HTTPS (超文本傳輸安全協定)是一種通過計算機網絡進行安全通信的傳輸協定,提供對網站伺服器的身份認證,保護資料傳輸的完整性、安全性。
實作過程:
- 用戶端發起一個 https 的請求
- 服務端接收用戶端請求,傳回數字證書相關資訊
- 用戶端收到服務端響應
- 驗證證書的合法性
- 如果證書受信任,生成随機數的密碼
- 使用約定好的HASH算法計算握手資訊,并使用生成的随機數對消息進行加密,然後發送給服務端
- 網站接收浏覽器發來的密文後
- 使用私鑰來解密握手消息取出随機密碼,再用随機密碼解密,握手消息與HASH值,并與傳過來的HASH值對比确認是否一緻
- 使用密碼加密一段握手消息,發送給浏覽器
- 浏覽器解密并計算握手消息的HASH,如果與服務端發來的HASH一緻,此時握手過程結束,之後所有的通信資料,将由之前的浏覽器生成的随機密碼,并利用對加密算法進行加密。
4. 數字證書都包括哪些資訊?
- 證書的版本資訊;
- 證書的序列号,每個證書都有一個唯一的證書序列号;
- 證書所使用的簽名算法;
- 證書的發行機構名稱;
- 證書的有效期;
- 證書所有人的名稱、公開密鑰;
- 證書發行者對證書的簽名;
5. TCP 三次握手的流程
- 用戶端發送一個 SYN 标志位置 1 的包,指明用戶端要連接配接伺服器端的接口,發送完畢後,用戶端進入SYN_SEND 狀态。

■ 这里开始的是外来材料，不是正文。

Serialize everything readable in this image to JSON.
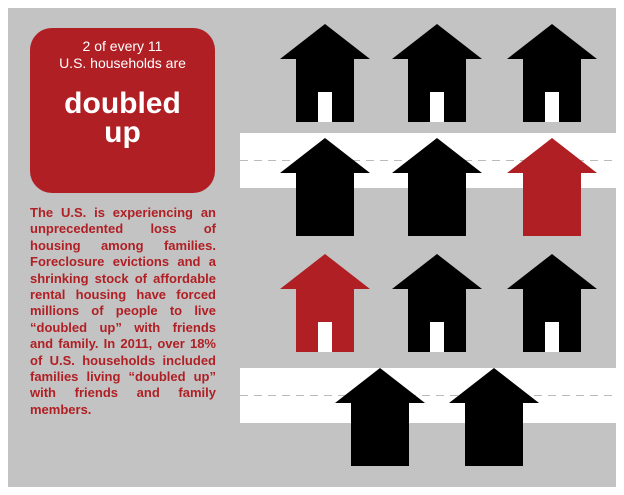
{
  "badge": {
    "line1": "2 of every 11",
    "line2": "U.S. households are",
    "big1": "doubled",
    "big2": "up"
  },
  "paragraph": "The U.S. is experiencing an unprecedented loss of housing among families. Foreclosure evictions and a shrinking stock of affordable rental housing have forced millions of people to live “doubled up” with friends and family. In 2011, over 18% of U.S. households included families living “doubled up” with friends and family members."
}
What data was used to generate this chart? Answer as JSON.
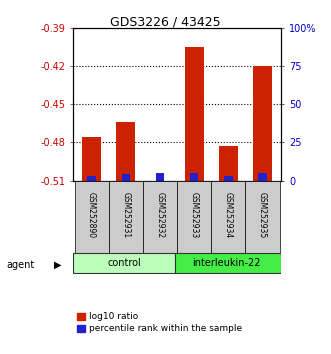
{
  "title": "GDS3226 / 43425",
  "samples": [
    "GSM252890",
    "GSM252931",
    "GSM252932",
    "GSM252933",
    "GSM252934",
    "GSM252935"
  ],
  "log10_ratio": [
    -0.476,
    -0.464,
    -0.51,
    -0.405,
    -0.483,
    -0.42
  ],
  "percentile_rank": [
    3,
    4,
    5,
    5,
    3,
    5
  ],
  "baseline": -0.51,
  "ylim_left": [
    -0.51,
    -0.39
  ],
  "ylim_right": [
    0,
    100
  ],
  "yticks_left": [
    -0.51,
    -0.48,
    -0.45,
    -0.42,
    -0.39
  ],
  "yticks_right": [
    0,
    25,
    50,
    75,
    100
  ],
  "bar_color_red": "#cc2200",
  "bar_color_blue": "#2222cc",
  "control_color": "#bbffbb",
  "interleukin_color": "#44ee44",
  "group_bg_color": "#cccccc",
  "control_label": "control",
  "interleukin_label": "interleukin-22",
  "agent_label": "agent",
  "legend_red": "log10 ratio",
  "legend_blue": "percentile rank within the sample",
  "left_axis_color": "#cc0000",
  "right_axis_color": "#0000cc",
  "bar_width": 0.55
}
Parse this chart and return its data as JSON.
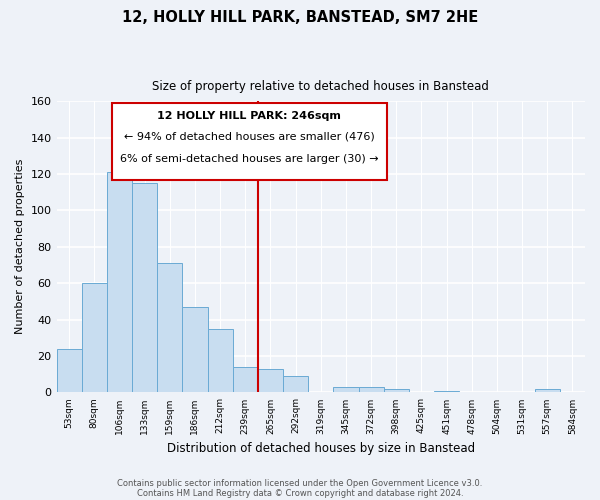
{
  "title": "12, HOLLY HILL PARK, BANSTEAD, SM7 2HE",
  "subtitle": "Size of property relative to detached houses in Banstead",
  "xlabel": "Distribution of detached houses by size in Banstead",
  "ylabel": "Number of detached properties",
  "bar_labels": [
    "53sqm",
    "80sqm",
    "106sqm",
    "133sqm",
    "159sqm",
    "186sqm",
    "212sqm",
    "239sqm",
    "265sqm",
    "292sqm",
    "319sqm",
    "345sqm",
    "372sqm",
    "398sqm",
    "425sqm",
    "451sqm",
    "478sqm",
    "504sqm",
    "531sqm",
    "557sqm",
    "584sqm"
  ],
  "bar_heights": [
    24,
    60,
    121,
    115,
    71,
    47,
    35,
    14,
    13,
    9,
    0,
    3,
    3,
    2,
    0,
    1,
    0,
    0,
    0,
    2,
    0
  ],
  "bar_color": "#c8ddf0",
  "bar_edge_color": "#6aaad4",
  "vline_x": 7.5,
  "vline_color": "#cc0000",
  "ylim": [
    0,
    160
  ],
  "yticks": [
    0,
    20,
    40,
    60,
    80,
    100,
    120,
    140,
    160
  ],
  "annotation_title": "12 HOLLY HILL PARK: 246sqm",
  "annotation_line1": "← 94% of detached houses are smaller (476)",
  "annotation_line2": "6% of semi-detached houses are larger (30) →",
  "annotation_box_color": "#ffffff",
  "annotation_box_edge": "#cc0000",
  "footer1": "Contains HM Land Registry data © Crown copyright and database right 2024.",
  "footer2": "Contains public sector information licensed under the Open Government Licence v3.0.",
  "bg_color": "#eef2f8"
}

- 伺服器發回确認包(ACK)應答。即 SYN 标志和 ACK 标志位均為 1。服務端選擇自己的 ISN 序列号,放到Seq 域裡,同時将确認序号(Acknowledgement Number)設定為客戶的 ISN 加 1,即 X + 1。發送完畢後,伺服器端進入 SYN_RCVD 狀态。

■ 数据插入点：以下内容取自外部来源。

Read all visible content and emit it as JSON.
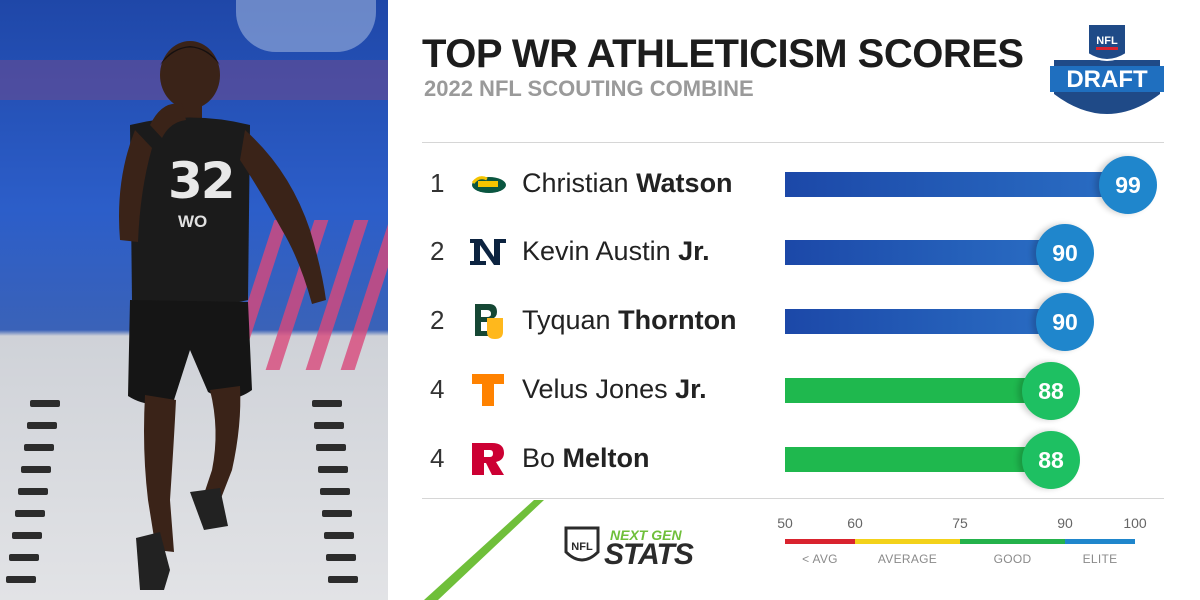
{
  "header": {
    "title": "TOP WR ATHLETICISM SCORES",
    "subtitle": "2022 NFL SCOUTING COMBINE",
    "draft_logo_text": "DRAFT",
    "nfl_text": "NFL"
  },
  "photo": {
    "jersey_number": "32",
    "jersey_label": "WO"
  },
  "colors": {
    "blue_bar": "#1c48a8",
    "blue_badge": "#1f86cc",
    "green_bar": "#1fb84e",
    "green_badge": "#1ec062",
    "below_avg": "#d9232e",
    "average": "#f3d21a",
    "good": "#24b24b",
    "elite": "#1f86cc"
  },
  "chart_data": {
    "type": "bar",
    "title": "TOP WR ATHLETICISM SCORES",
    "subtitle": "2022 NFL SCOUTING COMBINE",
    "xlim": [
      50,
      100
    ],
    "ticks": [
      50,
      60,
      75,
      90,
      100
    ],
    "rows": [
      {
        "rank": "1",
        "first": "Christian",
        "last": "Watson",
        "school_icon": "ndsu-bison-logo",
        "score": 99,
        "tier": "elite"
      },
      {
        "rank": "2",
        "first": "Kevin Austin",
        "last": "Jr.",
        "school_icon": "notre-dame-nd-logo",
        "score": 90,
        "tier": "elite"
      },
      {
        "rank": "2",
        "first": "Tyquan",
        "last": "Thornton",
        "school_icon": "baylor-bu-logo",
        "score": 90,
        "tier": "elite"
      },
      {
        "rank": "4",
        "first": "Velus Jones",
        "last": "Jr.",
        "school_icon": "tennessee-t-logo",
        "score": 88,
        "tier": "good"
      },
      {
        "rank": "4",
        "first": "Bo",
        "last": "Melton",
        "school_icon": "rutgers-r-logo",
        "score": 88,
        "tier": "good"
      }
    ],
    "scale": {
      "ticks": [
        "50",
        "60",
        "75",
        "90",
        "100"
      ],
      "categories": [
        "< AVG",
        "AVERAGE",
        "GOOD",
        "ELITE"
      ]
    }
  },
  "footer": {
    "next_gen": "NEXT GEN",
    "stats": "STATS",
    "nfl_shield_text": "NFL"
  }
}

- 用戶端再次發送确認包(ACK),SYN 标志位為 0,ACK 标志位為 1,并且把伺服器發來 ACK 的序号字段 +1,放在确定字段中發送給對方,并且在資料段放寫 ISN 的 +1。
- 發送完畢後,用戶端進入 ESTABLISHED 狀态,當伺服器端接收到這個包時,也進入 ESTABLISHED 狀态,TCP 握手結束。
6. 什麼是Socket?工作流程是怎樣的?
Socket 又稱 網絡套接字,是一種作業系統提供的程序間通信機制。
工作流程:
- 服務端先用Socket函數來建立一個套接字,并調用 listen 函數,使服務端的這個端口和 IP 處于監聽狀态,等待用戶端的連接配接
- 用戶端用 socket 函數建立一個套接字,設定遠端 IP 和端口,并調用connect函數
- 服務端用 accept 函數來接受遠端計算機的連接配接,建立起與用戶端之間的通信
- 完成通信以後,最後使用 close 函數關閉 socket 連接配接
7. HTTP 1.1 與 WebSocket 的差別?
- HTTP 是一種單連結,隻能單向通訊,而 WebSocket 是一個持久連接配接,可用作雙向通訊。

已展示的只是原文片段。